Cyanocobalamin is found in foods of animal origin - liver, kidneys, eggs, milk. Its reserves in the body of an adult (mainly in the liver) are large - about 5 mg, and given that the daily loss of the vitamin is 5 μg, then the complete depletion of reserves in the absence of intake (malabsorption, with a vegetarian diet) occurs only after 1000 days . Cyanocobalamin in the stomach binds (against the background of an acidic reaction of the environment) with an internal factor - a glycoprotein produced by the parietal cells of the stomach, or other binding proteins - K-factors present in saliva and gastric juice. These complexes protect cyanocobalamin from destruction during transport through the gastrointestinal tract. In the small intestine at an alkaline pH, under the influence of pancreatic juice proteinases, cyanocobalamin is cleaved from K-proteins and combined with intrinsic factor. In the ileum, the complex of intrinsic factor with cyanocobalamin binds to specific receptors on the surface of epithelial cells, the release of cyanocobalamin from the cells of the intestinal epithelium and transport to tissues occurs with the help of special blood plasma proteins - transcobalamins 1/2,3.

Folic acid found in green leaves of plants, fruits, liver, kidneys. Folate reserves are 5-10 mg, the minimum requirement is 50 mcg per day.
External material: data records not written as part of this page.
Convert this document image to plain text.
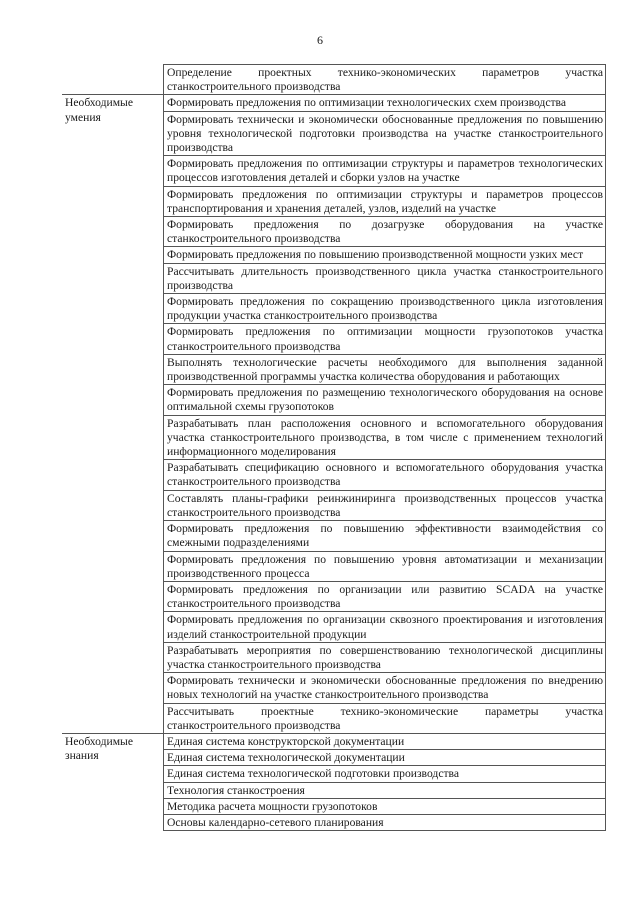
6
	Определение проектных технико-экономических параметров участка станкостроительного производства
Необходимые умения	Формировать предложения по оптимизации технологических схем производства
	Формировать технически и экономически обоснованные предложения по повышению уровня технологической подготовки производства на участке станкостроительного производства
	Формировать предложения по оптимизации структуры и параметров технологических процессов изготовления деталей и сборки узлов на участке
	Формировать предложения по оптимизации структуры и параметров процессов транспортирования и хранения деталей, узлов, изделий на участке
	Формировать предложения по дозагрузке оборудования на участке станкостроительного производства
	Формировать предложения по повышению производственной мощности узких мест
	Рассчитывать длительность производственного цикла участка станкостроительного производства
	Формировать предложения по сокращению производственного цикла изготовления продукции участка станкостроительного производства
	Формировать предложения по оптимизации мощности грузопотоков участка станкостроительного производства
	Выполнять технологические расчеты необходимого для выполнения заданной производственной программы участка количества оборудования и работающих
	Формировать предложения по размещению технологического оборудования на основе оптимальной схемы грузопотоков
	Разрабатывать план расположения основного и вспомогательного оборудования участка станкостроительного производства, в том числе с применением технологий информационного моделирования
	Разрабатывать спецификацию основного и вспомогательного оборудования участка станкостроительного производства
	Составлять планы-графики реинжиниринга производственных процессов участка станкостроительного производства
	Формировать предложения по повышению эффективности взаимодействия со смежными подразделениями
	Формировать предложения по повышению уровня автоматизации и механизации производственного процесса
	Формировать предложения по организации или развитию SCADA на участке станкостроительного производства
	Формировать предложения по организации сквозного проектирования и изготовления изделий станкостроительной продукции
	Разрабатывать мероприятия по совершенствованию технологической дисциплины участка станкостроительного производства
	Формировать технически и экономически обоснованные предложения по внедрению новых технологий на участке станкостроительного производства
	Рассчитывать проектные технико-экономические параметры участка станкостроительного производства
Необходимые знания	Единая система конструкторской документации
	Единая система технологической документации
	Единая система технологической подготовки производства
	Технология станкостроения
	Методика расчета мощности грузопотоков
	Основы календарно-сетевого планирования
Megaloblastic anemia can develop after 4 months of complete lack of dietary folate intake.

Various etiological factors can cause deficiency of cyanocobalamin or folic acid (rarely combined deficiency of both) and the development of megaloblastic anemia.

deficit cyanocobalamin may result in the following reasons:

    intrinsic factor deficiency: pernicious anemia, gastrectomy, damage to the gastric epithelium by chemicals, infiltrative changes in the stomach (lymphoma or carcinoma), Crohn's disease, celiac disease, resection of the ileum, atrophic processes in the stomach and intestines,

Increased utilization of vitamin B-12 by bacteria during their overgrowth: condition after gastrointestinal anastomosis, jejunal diverticula, intestinal stasis or obstruction due to strictures,

Worm infestation: tapeworm wide,

Absorptive site pathology: ileal tuberculosis, small intestine lymphoma, sprue, regional enteritis,

Other causes: congenital absence of transcobalamin 2 (rarely), malabsorption due to the use of neomycin, colchicine.

The causes of folate deficiency can be:

1. Insufficient supply: poor diet, alcoholism, anorexia nervosa, parenteral nutrition, unbalanced nutrition in the elderly

2. Malabsorption: malabsorption, changes in the intestinal mucosa, celiac disease and sprue, Crohn's disease, regional ileitis, intestinal lymphoma, decrease in the reabsorbent surface after resection of the jejunum, taking anticonvulsants 3.Increase need: pregnancy, hemolytic anemia, exfoliative dermatitis and psoriasis

4.Disposal Violation: alcoholism, folate antagonists: trimethoprim and methotrexate, congenital disorders of folate metabolism.

The classic example of megaloblastic anemia is pernicious (B12 deficiency anemia) anemia. More often this anemia affects people older than 40-50 years.

Clinical picture: anemia develops relatively slowly and may be asymptomatic. Clinical signs of anemia are nonspecific: weakness, fatigue, shortness of breath, dizziness, palpitations. Patients are pale, subicteric. There are signs of glossitis - with areas of inflammation and atrophy of the papillae, varnished tongue, there may be an increase in the spleen and liver. Gastric secretion is sharply reduced. With fibrogastroscopy, atrophy of the gastric mucosa is detected, which is also confirmed histologically. There are also symptoms of damage to the nervous system (funicular myelosis), which do not always correlate with the severity of anemia. Neurological manifestations are based on demyelination of nerve fibers. There are distal paresthesias, peripheral polyneuropathy, sensitivity disorders, increased tendon reflexes. Thus, B 12 deficiency anemia is characterized by a triad: blood damage, gastrointestinal damage, and nervous system damage.